My Mother. | Teen Ink

My Mother.

July 7, 2011
By Anonymous

Mother/Daughter relationships are supposed to be close, loving, and trusting.

Bullshit.

I have been hurt so many times by her. I give everyone respect until I find a reason to not. I have no respect for her. She is a low person.

She tells me I am not good enough.
She hurts me constantly. We fight every day. I got my quick temper from her. Everyone tells me I am like her, which makes me want to die. I have a scar on my wrist which reminds me not to be like her.

I never want to hurt my daughter like that if I have one. I will never scar her.

She used to get angry and slap me sometimes. I was not an abused child by any means. It is actually quite normal for parents to have been how she was.

But she denies it.

She denies any bad memory I have of her. I hate this. She tells me I make things up, and that nothing is true. She tells me I only remember the bad things. They do stand out in my mind, but I don’t feel as though I can be blamed for that. I remember being 10 and hitting my own face in front of the mirror in hopes I could get the mark to stay. If it stayed, someone else would know. Someone else would see.

I don’t know how to forget that.

She tells me I made it all up. She tears me apart. I feel like a stupid child and a ridiculous person when she tells me that it never happened. She embarrasses me. I understand that I am making her look bad but there is no need to laugh at me when I mention something that happened. She would much rather have me be an idiot, than her be a bad mother. I wonder how she can teach preschool when she is this way as a mother. She got angry that night at the dinner table and she grabbed my hand so I would sit and pay attention.

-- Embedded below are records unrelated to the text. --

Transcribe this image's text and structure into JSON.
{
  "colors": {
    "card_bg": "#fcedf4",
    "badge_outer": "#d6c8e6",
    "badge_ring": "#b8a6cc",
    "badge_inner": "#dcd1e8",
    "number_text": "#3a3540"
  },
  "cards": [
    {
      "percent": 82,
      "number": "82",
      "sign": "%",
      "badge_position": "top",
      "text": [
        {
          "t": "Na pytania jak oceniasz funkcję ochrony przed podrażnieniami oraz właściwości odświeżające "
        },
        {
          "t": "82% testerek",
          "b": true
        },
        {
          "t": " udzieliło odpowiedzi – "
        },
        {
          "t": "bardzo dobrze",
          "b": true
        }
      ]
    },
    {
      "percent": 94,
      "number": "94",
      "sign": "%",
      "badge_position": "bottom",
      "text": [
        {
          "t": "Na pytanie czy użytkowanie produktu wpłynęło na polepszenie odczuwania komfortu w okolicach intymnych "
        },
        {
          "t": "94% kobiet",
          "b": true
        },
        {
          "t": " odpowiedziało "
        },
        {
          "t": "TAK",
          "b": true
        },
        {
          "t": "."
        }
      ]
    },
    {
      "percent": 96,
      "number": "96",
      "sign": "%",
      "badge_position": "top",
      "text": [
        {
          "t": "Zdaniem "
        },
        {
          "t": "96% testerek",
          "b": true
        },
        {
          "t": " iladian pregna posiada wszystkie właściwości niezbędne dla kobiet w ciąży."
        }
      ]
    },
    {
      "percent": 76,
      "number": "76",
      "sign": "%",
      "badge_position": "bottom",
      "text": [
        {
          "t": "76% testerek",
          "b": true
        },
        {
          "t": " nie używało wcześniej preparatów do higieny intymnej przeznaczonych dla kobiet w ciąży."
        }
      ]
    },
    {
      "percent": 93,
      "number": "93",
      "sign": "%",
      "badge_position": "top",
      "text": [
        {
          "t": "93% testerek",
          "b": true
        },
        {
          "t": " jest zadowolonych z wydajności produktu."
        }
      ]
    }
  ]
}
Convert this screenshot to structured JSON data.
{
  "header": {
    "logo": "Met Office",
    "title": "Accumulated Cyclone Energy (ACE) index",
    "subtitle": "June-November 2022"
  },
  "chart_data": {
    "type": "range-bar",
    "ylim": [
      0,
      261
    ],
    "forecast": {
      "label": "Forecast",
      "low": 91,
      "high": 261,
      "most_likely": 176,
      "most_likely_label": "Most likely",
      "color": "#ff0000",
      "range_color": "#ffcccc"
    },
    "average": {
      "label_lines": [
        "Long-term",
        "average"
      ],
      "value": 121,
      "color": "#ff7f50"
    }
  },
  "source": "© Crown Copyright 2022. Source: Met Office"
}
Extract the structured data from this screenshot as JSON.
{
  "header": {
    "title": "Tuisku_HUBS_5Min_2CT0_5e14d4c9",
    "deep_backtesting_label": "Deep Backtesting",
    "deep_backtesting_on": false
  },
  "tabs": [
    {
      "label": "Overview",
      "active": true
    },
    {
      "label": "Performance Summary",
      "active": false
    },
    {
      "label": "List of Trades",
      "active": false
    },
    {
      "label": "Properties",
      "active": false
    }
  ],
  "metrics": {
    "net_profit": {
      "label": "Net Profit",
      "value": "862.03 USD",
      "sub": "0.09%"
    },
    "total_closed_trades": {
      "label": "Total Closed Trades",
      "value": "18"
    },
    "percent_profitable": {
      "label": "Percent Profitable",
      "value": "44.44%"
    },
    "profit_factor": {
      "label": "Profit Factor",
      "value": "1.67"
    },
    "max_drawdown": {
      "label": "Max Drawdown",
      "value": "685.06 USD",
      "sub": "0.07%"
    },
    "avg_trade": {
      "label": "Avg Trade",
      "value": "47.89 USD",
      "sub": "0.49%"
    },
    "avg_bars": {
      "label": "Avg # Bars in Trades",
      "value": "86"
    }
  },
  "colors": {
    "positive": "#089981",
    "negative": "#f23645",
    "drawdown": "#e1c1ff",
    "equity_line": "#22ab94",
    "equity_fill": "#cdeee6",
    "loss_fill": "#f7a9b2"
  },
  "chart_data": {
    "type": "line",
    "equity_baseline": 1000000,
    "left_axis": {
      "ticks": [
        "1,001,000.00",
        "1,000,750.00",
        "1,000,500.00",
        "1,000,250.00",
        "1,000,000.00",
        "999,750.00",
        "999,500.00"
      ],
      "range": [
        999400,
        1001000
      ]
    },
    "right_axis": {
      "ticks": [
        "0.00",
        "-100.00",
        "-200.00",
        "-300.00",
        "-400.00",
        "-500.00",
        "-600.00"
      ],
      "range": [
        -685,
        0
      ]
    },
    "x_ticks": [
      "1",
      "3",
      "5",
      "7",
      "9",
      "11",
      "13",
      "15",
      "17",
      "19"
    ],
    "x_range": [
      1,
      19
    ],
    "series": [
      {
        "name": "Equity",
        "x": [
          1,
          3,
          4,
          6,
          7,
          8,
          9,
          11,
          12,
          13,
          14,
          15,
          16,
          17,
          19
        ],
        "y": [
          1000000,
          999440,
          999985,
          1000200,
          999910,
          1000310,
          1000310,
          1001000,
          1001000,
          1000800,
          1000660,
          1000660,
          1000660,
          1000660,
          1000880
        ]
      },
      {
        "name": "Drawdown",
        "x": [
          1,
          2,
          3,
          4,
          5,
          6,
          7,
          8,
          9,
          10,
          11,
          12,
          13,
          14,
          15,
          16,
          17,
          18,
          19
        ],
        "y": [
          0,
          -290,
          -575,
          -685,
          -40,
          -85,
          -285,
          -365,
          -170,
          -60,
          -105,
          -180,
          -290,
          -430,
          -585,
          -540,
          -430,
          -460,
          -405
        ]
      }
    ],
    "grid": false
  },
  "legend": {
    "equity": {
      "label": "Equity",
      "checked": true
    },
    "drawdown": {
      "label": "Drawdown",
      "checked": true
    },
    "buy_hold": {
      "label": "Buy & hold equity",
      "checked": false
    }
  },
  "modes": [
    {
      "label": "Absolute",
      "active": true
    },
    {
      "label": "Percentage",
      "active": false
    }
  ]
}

Her thumb nail did more talking than her voice did.

When she finished I left the table, and then regretted letting her see I had to leave. I washed the cut and told her I was bleeding. It scarred. Not everyone can see it, but I always can.

I will not forget.

She cannot deny a scar. I don’t tell her about though because then she would try to take that away from me too. I don’t tell her a lot because she takes it away from me. Even when she doesn’t know it, she has a way of poisoning everything.

There is so much to me that she doesn’t know. She will never really know who I am.

I’ve said terrible things. I’ve wished she’d go away and told her to go hell and die. The day she does die, I know I will feel terrible. I will regret everything I have ever said and want to die myself.

But the scar on my wrist will still be there. The scars on my memories, my brain, and my heart will all still be there. I don’t care what mother/daughter relationships are supposed to be like. I don’t care. Mine is one without love, truth, or honesty. Mine is full of lies, hurt, pain, and some love. It doesn’t matter what the world wants you to be. Screw what relationship I should have. I have whatever I have. And honestly … screw what I have.